Love & Death is a slow-moving, poorly written, shockingly cruel show that seems more interested in canonizing a killer than interrogating our own ghoulish preoccupation with this case. You don’t have to watch it, really! As your friendly neighborhood TV critic, I’m begging you to just move along and find something better to fill seven hours of your one precious life.

Love & Death follows the strange case of Candy Montgomery (Elizabeth Olsen), a chipper Texas mother and housewife whose life takes a turn when she decides to embark on an extramarital affair. After colliding with family friend Allen Gore (Jesse Plemons) at an intramural church volleyball game, Candy obsesses over what it would be like to sleep with the married man. Finally, she straight up asks Allen if he’d like to have an affair and they begin a bizarre courtship that includes, rules, to-do lists, and picnic lunches Candy prepares.
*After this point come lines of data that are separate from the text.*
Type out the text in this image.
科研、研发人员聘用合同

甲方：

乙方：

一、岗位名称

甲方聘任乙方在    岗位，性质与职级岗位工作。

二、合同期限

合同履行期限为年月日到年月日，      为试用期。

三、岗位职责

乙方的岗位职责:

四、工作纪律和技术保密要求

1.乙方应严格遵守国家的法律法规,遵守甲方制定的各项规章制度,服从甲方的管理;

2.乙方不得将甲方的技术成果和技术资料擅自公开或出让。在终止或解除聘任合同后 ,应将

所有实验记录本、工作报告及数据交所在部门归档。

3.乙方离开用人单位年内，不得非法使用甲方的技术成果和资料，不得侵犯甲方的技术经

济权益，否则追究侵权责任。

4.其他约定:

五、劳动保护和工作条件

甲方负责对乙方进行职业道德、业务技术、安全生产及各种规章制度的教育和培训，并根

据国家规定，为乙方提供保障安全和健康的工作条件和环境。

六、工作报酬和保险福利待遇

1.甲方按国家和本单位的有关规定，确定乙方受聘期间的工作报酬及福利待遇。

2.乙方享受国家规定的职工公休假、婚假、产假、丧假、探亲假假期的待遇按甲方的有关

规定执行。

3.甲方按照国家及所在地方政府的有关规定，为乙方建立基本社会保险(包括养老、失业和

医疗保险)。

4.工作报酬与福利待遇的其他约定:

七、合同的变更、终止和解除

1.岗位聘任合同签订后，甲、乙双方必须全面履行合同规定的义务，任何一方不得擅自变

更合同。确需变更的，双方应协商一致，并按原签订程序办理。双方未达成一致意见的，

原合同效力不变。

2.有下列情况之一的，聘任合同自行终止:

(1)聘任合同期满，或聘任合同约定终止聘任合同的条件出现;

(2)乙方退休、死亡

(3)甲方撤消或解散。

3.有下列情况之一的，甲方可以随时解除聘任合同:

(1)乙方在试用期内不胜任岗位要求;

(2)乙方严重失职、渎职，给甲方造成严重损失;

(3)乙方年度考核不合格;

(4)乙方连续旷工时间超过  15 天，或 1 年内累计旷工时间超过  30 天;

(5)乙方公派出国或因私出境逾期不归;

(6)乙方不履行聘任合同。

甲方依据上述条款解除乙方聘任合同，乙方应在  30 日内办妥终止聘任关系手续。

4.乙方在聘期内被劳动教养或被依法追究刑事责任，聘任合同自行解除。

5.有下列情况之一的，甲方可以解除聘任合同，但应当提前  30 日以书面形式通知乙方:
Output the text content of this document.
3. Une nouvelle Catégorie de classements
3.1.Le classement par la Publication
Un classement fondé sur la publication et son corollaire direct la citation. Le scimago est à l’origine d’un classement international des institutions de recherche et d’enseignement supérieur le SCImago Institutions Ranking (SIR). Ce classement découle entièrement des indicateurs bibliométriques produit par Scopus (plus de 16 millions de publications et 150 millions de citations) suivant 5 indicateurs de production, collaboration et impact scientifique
About eight months after Candy and Allen call it quits, Candy finds herself alone in the Gore house with Allen’s wife Betty (Lily Rabe). We only know Candy’s side of the story — which claims Betty produced the axe and threatened/hit Candy first — but Betty’s mangled corpse was discovered later that night. The men who discovered her thought she had taken a gunshot to the face. In fact, Candy struck her 41 times with the axe.

Besides being the latest tepid installment in a sub-genre I call “Big Little Lies-core,” Love & Death bizarrely turns Betty into a hyper-annoying shrew. A fascinating choice, sure, but one that doesn’t work when the rest of the project is so lazily put together.

When I originally sat down to write this, I thought, “Oh, I should just tell people to watch Candy instead of Love & Death.” The truth is I’m not even sure it’s worth watching any version of this sordid story. You want stylistic gore? You’ve got Prime Video’s Dead Ringers. Taut true crime dramatizations? American Crime Story and Mindhunter are the tops, there. Heck, you could even watch a 20+ minute YouTube review of the upcoming Nintendo Switch game The Legend of Zelda: Tears of the Kingdom, complete with early game footage, and be much better served.

The bottom line is you don’t have to watch Love & Death. Take it from someone who already watched it for you and desperately wants those hours of her life back.